The general manager of the Bank of China was quoted in a local paper saying that Li Ka-shing had asked him to grant a loan crucial to his son’s deal. Li denies that he got help from anyone: “I have banks calling and saying I have billions I want to lend you.” No doubt, the Hong Kong press has a tendency to spot Li Ka-shing lurking behind every deal. “That is the frustrating part for us,” says Francis Yuen, deputy chairman of CyberWorks. “I take pride in arranging these loans in a short period of time.”

Li is still recasting his image. When he started investing in Internet businesses last year, he sent ornate calling cards with gilt borders to prospective clients. “I felt like I was being invited to a party,” says one entrepreneur. But after hanging out with the shirtsleeve billionaires of Silicon Valley, Li gave up suits and ties for khakis, open shirts and a backpack. He shaved his head down to an Internet junkie’s buzz cut. After the HKT deal, he thanked all his employees for “splendid and staunch collective support at the moment of trial.” Then he went back to work. “People say I’ve done this with my father’s help,” he says, “but I’ve done it on my own.”

Soon father and son will be business rivals. The elder Li launched an Internet venture, Tom.com, just days before Richard Li made his final bid for HKT. Though the nature of the venture was not clear, his father’s name was enough to set off a stampede for shares. The frenzy could have upset the value of CyberWorks’ stock, notes Li, and threatened his deal. But with HKT under his belt, Li’s assets now rival his father’s billions and threaten to create what he calls a potentially “embarrassing” face-off. “With this deal, we will be the No. 1 mobile service provider in Hong Kong, and he will be number two,” says Richard Li. “Obviously, if we can avoid butting heads, it’s better, but if we do, it’s all business–we compete.”
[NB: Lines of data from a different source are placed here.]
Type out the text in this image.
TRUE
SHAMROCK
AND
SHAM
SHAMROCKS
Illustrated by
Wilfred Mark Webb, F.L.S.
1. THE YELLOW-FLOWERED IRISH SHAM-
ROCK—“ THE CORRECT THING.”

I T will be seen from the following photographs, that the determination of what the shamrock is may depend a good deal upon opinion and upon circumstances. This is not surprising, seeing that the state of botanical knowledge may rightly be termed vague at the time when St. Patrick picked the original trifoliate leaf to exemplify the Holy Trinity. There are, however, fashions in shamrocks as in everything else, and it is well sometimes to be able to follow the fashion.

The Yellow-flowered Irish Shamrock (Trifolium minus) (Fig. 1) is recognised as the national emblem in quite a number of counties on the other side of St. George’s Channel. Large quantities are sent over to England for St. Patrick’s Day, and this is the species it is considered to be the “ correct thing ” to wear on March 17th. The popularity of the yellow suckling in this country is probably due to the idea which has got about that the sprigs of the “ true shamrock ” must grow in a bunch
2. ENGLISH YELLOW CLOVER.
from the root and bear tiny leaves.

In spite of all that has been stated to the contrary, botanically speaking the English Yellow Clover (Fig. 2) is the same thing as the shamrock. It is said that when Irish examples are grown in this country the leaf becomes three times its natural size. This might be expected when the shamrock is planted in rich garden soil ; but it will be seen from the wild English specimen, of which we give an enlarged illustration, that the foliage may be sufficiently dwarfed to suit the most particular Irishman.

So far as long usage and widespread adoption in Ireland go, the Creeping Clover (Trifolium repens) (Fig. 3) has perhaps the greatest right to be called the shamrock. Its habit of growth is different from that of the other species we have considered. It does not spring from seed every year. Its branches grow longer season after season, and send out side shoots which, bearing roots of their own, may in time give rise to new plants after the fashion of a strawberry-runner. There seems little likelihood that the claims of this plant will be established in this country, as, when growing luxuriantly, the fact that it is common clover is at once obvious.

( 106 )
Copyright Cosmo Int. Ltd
So the rules of business in Asia are now rapidly changing. The Hong Kong tycoons who once followed Li Ka-shing’s every move are now flocking behind his son into the online world, where the old rules of seniority and financial gravity don’t seem to apply. Richard Li doesn’t worry about an Internet “bubble”–he worries that too many Asians “don’t get” the new economy, and will be left behind. So he keeps pushing, acquiring companies and allies to take on not only older rivals like Murdoch but his own father. “Now is the time to go out, rather than meandering and relying on existing old models,” says Li. “If there is a vision, you should just go out and do it.” All’s fair in the cyberwars.